Fuji Rock 2019 Wrap Up Report

It’s official: Japan’s most popular rock music festival, which was scheduled for August 2020 at Naeba Ski Resort in Niigata, will not be taking place due to the COVID-19 pandemic.

 

According to sources who spoke with Sankei Shimbun on Friday, June 5, the main reason appeared to be the difficulty in inviting artists from overseas.

 

The official statement release explained:

 

We had hoped the pandemic would abate in time to hold this summer’s festival as scheduled, and were moving forward with planning.
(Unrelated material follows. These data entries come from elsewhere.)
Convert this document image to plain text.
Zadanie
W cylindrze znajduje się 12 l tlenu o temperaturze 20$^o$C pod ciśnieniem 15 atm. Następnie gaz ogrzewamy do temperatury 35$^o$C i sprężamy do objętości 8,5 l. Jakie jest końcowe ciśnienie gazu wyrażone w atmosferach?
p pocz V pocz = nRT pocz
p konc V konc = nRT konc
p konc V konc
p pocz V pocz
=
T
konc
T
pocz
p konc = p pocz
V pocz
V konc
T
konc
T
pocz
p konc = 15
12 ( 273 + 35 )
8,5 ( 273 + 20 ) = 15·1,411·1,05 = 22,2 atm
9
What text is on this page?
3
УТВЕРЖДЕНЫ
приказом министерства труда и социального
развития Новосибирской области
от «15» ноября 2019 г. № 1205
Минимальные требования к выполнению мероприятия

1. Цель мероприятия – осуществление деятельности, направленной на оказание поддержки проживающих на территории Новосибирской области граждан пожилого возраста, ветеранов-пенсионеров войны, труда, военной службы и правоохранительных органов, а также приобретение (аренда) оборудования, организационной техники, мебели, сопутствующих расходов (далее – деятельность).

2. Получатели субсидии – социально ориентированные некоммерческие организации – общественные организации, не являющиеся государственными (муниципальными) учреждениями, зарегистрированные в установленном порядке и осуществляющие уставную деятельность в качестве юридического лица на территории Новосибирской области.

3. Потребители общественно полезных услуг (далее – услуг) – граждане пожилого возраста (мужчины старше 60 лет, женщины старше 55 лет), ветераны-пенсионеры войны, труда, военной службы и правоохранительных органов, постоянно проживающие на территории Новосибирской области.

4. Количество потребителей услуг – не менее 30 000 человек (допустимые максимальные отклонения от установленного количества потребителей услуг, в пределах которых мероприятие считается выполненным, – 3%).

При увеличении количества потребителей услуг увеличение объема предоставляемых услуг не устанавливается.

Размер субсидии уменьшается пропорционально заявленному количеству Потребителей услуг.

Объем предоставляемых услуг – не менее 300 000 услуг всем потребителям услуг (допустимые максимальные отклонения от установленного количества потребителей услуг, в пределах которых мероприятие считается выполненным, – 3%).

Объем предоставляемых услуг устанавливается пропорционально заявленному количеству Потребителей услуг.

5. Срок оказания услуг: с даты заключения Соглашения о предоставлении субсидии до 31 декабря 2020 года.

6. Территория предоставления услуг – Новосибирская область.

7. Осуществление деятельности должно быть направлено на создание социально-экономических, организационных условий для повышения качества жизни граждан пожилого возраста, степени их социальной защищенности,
Even with the state of emergency being lifted in Japan, the current situation worldwide has yet to normalize, and strict immigration regulations are even now being further widened and enforced.

 

Furthermore, a statement from the organizing Smash Corp. president Masahiro Hidaka pointed out why a short postponement was also not an option for the event:

 

We discussed postponing the festival for several months, but Naeba gets quite cold in the morning and evenings in September and begins to snow at the beginning of November, with the snow remaining until April. It is a ski resort after all.

 

It’s therefore now “the festival that would have been…Fuji Rock 2020,” as Mr. Hidaka puts it. It would have been the 24th edition of the festival. 

 

Although parts of the event have been cancelled over the years due to bad weather, in normal times the event was carried out, rain or shine, making this the first time in history the event is postponed in its entirety.

 

The organizers of the event have said that they are happy to provide refunds, but they are also providing the possibility for Fuji Rockers to use the tickets for the festival in 2021.

 

For 2020, the event was unusually pushed back from it’s usual early August start to make room for the Tokyo 2020 Summer Olympics. Instead, it was scheduled to follow the Olympics, from August 21 through 23. But it appears that, like the Olympics, Fuji Rock is just one of many COVID-19 event casualties this year.

 

The highly anticipated event had been due to feature, among many others, the Japanese artist Tamio Okuda and popular band Sunny Day Service, from the U.S. singer-songwriter Jackson Brown, Tame Impala hailing from Australia, the Strokes from the U.K.

 

Fuji Rock Music Festival was first started in the summer of 1997, In 2019, over the course of three days, brought 130,000 music lovers to the slopes of Naeba Ski Resort in Niigata. It has hosted some of the best performers from all over the world, including the Nobel Laureate and singer-songwriter Bob Dylan in 2018.